Assuming "polynomial" means "polynomial in $z$", i.e. of the form $\sum_{k=0}^n a_k z^k$, then no, they are not dense, and the function $\bar{z}$ is not in their uniform closure.

The high-level reason is that polynomials are holomorphic on the unit disk, holomorphic functions are closed under uniform convergence, and $\bar{z}$ is not holomorphic.

For a direct proof, consider the linear functional $I(f) = \int_{S^1} f(z)\,dz = \int_0^{2\pi} f(e^{i\theta}) i e^{i\theta}\,d\theta$. This is clearly continuous with respect to the uniform norm since $$|I(f)| \le \int_0^{2\pi} |f(e^{i\theta})| |ie^{i\theta}|\,d\theta \le 2 \pi \|f\|_{\infty}.$$

But for any polynomial $f$, you can check that $I(f)=0$. Hence by continuity, $I(f)=0$ for any $f$ in the closure of the polynomials. On the other hand, for $f(z)=\bar{z}$, $I(f) = 2\pi i$, so $f(z)=\bar{z}$ is not in the closure.

(This proof is easy to discover when you know the Cauchy integral theorem, which says that any holomorphic function has $\int_{S^1} f(z)\,dz = 0$, or indeed the same replacing $S^1$ with any nice closed curve.)

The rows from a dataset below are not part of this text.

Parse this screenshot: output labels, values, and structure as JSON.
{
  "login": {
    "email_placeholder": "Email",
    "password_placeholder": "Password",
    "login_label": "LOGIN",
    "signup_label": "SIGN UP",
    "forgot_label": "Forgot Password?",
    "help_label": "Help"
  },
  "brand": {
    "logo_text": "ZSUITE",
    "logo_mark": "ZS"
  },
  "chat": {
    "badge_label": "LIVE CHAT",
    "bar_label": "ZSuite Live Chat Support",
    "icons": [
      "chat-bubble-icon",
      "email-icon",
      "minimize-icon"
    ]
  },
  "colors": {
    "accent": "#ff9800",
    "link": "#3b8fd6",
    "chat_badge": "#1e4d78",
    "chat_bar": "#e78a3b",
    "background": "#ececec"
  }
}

Ok (almost) every periodic function $g$ on $[0,1]$ can be written in the form $$ g(x) = \sum_{n=-\infty}^\infty c_n e^{2\pi i n x} $$

You can switch from function $f : S^1 \subset \mathbb{C} \rightarrow \mathbb{C}$ to the periodic function on $[0,1]$ via simple transformation: $e^{2\pi i \theta}$. $$ g(\theta) = f(e^{2\pi i \theta}) $$ This transformation can be seen in some sense as bijection between periodic functions and functions defined on $S^1$. (You would need to exactly specify those function spaces to be true.)

But let's have a look what you get when you transform polynomial. $$ f(z) = \sum_{n=0}^N a_n z^n $$ $$ g(\theta) = f(e^{2\pi i \theta}) = \sum_{n=0}^N a_n e^{2\pi i n \theta} $$ Uupss you are missing those negative terms $e^{-2 \pi i n \theta}$. So you can't get every periodic function on $[0,1]$.

From above you can see that "polynomials" of form $\sum_{n=-N}^n a_n z^n$ are dense in $C(S^1,\mathbb{C})$ and they are holomorphic in $\mathbb{C} \setminus \{0\}$, which is interesting because $\overline z$ is not holomorphic and $\overline z$ was exactly missing in previous. This seams to me as very special to the $S^1$ because $\frac1{z} = \frac{\overline z}{z\overline z} = \overline z $ only on the $S^1$.

Could anyone expand on the thing that harmonic polynomials form basis of $L^2(S^1)$ and real part of holomorphic function is harmonic I guess it is connected to the above but right now I do not have the power to think any more.